Sharon Rivo, Co-Founder and Executive Director of The National Center for Jewish Film, is an Adjunct Associate Professor in the Near Eastern and Judaic Studies Department at Brandeis University, where she teaches courses on Jewish film. Having begun her career in television as a film producer for WGBH-TV Boston, Rivo has now worked in film and media for over thirty years. Recognized nationally and internationally as an archivist, scholar and programmer, she has been an invited lecturer at hundreds of venues around the world. The recipient of numerous awards, she has curated a dozen retrospectives and film festivals (including 13 annual festivals at the Wasserman Cinematheque). In 1976 she co-founded NCJF which has grown to become the largest archive (and largest distributor) of Jewish film in the world, outside of Israel. She had directed the restoration of 38 Yiddish feature films and dozens of other films that document the diversity and vibrancy of Jewish life.

HANKUS NETSKY
Special Guest, BAR MITZVAH screening on Sunday, April 18, 11:15am

A multi-instrumentalist, composer, and scholar, Hankus Netsky teaches improvisation and Jewish music at the New England Conservatory. He is the founder and director of the Klezmer Conservatory Band, an internationally renowned Yiddish music ensemble. Mr. Netsky has taught at Hebrew College and Wesleyan University, and has lectured extensively in the U.S., Canada, and Europe. His essays on klezmer music have been published by the University of California Press. Mr. Netsky has produced dozens of recordings, composed extensively for film and television, and collaborated with such artists as Itzhak Perlman, Robin Williams, Joel Grey, and Theodore Bikel. Mr.
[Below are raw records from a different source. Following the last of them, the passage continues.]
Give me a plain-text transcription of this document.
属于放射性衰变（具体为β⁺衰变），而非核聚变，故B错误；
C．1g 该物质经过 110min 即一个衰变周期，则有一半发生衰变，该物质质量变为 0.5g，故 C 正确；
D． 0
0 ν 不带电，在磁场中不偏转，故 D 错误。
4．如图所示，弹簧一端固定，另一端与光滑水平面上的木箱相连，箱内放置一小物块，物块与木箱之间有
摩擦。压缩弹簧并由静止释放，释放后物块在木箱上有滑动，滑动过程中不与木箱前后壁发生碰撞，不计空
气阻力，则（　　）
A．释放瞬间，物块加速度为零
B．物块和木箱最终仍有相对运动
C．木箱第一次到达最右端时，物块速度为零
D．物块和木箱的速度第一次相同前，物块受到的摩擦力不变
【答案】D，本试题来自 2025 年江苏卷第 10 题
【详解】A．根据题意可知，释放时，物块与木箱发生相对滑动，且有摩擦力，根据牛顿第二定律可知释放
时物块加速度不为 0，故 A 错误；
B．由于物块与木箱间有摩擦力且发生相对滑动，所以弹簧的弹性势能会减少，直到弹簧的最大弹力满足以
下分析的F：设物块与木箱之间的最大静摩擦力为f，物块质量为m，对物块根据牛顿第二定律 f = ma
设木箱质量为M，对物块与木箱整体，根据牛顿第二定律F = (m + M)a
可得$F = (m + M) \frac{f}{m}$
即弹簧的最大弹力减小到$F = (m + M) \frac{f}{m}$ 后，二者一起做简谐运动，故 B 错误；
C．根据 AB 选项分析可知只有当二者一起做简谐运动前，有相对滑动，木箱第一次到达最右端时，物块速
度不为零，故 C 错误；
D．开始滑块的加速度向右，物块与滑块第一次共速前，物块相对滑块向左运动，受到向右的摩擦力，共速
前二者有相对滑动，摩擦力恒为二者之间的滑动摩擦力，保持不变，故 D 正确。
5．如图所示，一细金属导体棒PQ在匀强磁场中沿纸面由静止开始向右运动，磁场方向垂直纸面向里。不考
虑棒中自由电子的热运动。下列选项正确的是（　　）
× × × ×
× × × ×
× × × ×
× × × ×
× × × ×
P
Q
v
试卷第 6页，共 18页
Netsky contributed to the restoration of several of NCJF’s Yiddish films, working with NCJF translators to translate the songs from Yiddish into English.

SCOTT GOLDSTEIN
Director, WHERE I STAND: THE HANKGREENSPUN STORY screening on Sunday, April 18, 1:45pm

Scott Goldstein is a two-time Emmy and Golden Globe winning writer, producer and director. He has worked in network news, prime time drama and interactive museum media. His news credits include producing/writing: Today Show, KING-TV (Seattle), KNBC (Los Angeles), KGO-TV (San Francisco) and WMAQ-TV (Los Angeles; Viznews (London). In addition to winning an Emmy for LA. Law, His other prime-time credits include Doogie Howser, M.D., Endgame: Ethics and Values in America (PBS) and Science Fiction, A Journey Into the Unknown. Mr. Goldstein also created, produced and directed most of the interactive and film exhibits at the Museum of Tolerance in Los Angeles and the New York Tolerance Center (Simon Wiesenthal Center).

MARJORIE AGOSIN
Special Guest, CAMERA OBSCURA screening on Sunday, April 18, 4:30pm

Marjorie Agosín is an author, poet and professor of Spanish and Latin American literature at Wellesley College where she has been on the faculty since 1982. Professor Agosín has degrees from University of Georgia (BA) and Indiana University (MA, PhD). She is the recipient of the Letras de Oro prize for poetry awarded by Spain's Ministry of Culture and the North-South Center of the University of Miami and the Latino Literature Prize for Poetry for her book Toward the Splendid City, awarded by the Latin American Writers Institute. She is the author of numerous books, including Brujas y algo mas: Witches and Other Things (1984), A Cross and A Star (1995), Noche Estrellada (1996), Senda Nueva de Additions (1983). She has also published poems, and articles concerning Latin American women writers in many publications. Ms. Agosín is a well-known spokesperson for the plight of women in Third World countries. Her concern for women in Chile is the focus of her 1987 book Scraps of Life: Chilean Arpilleras and has also been the focus of feature articles in The New York Times, The Christian Science Monitor and Ms. Magazine.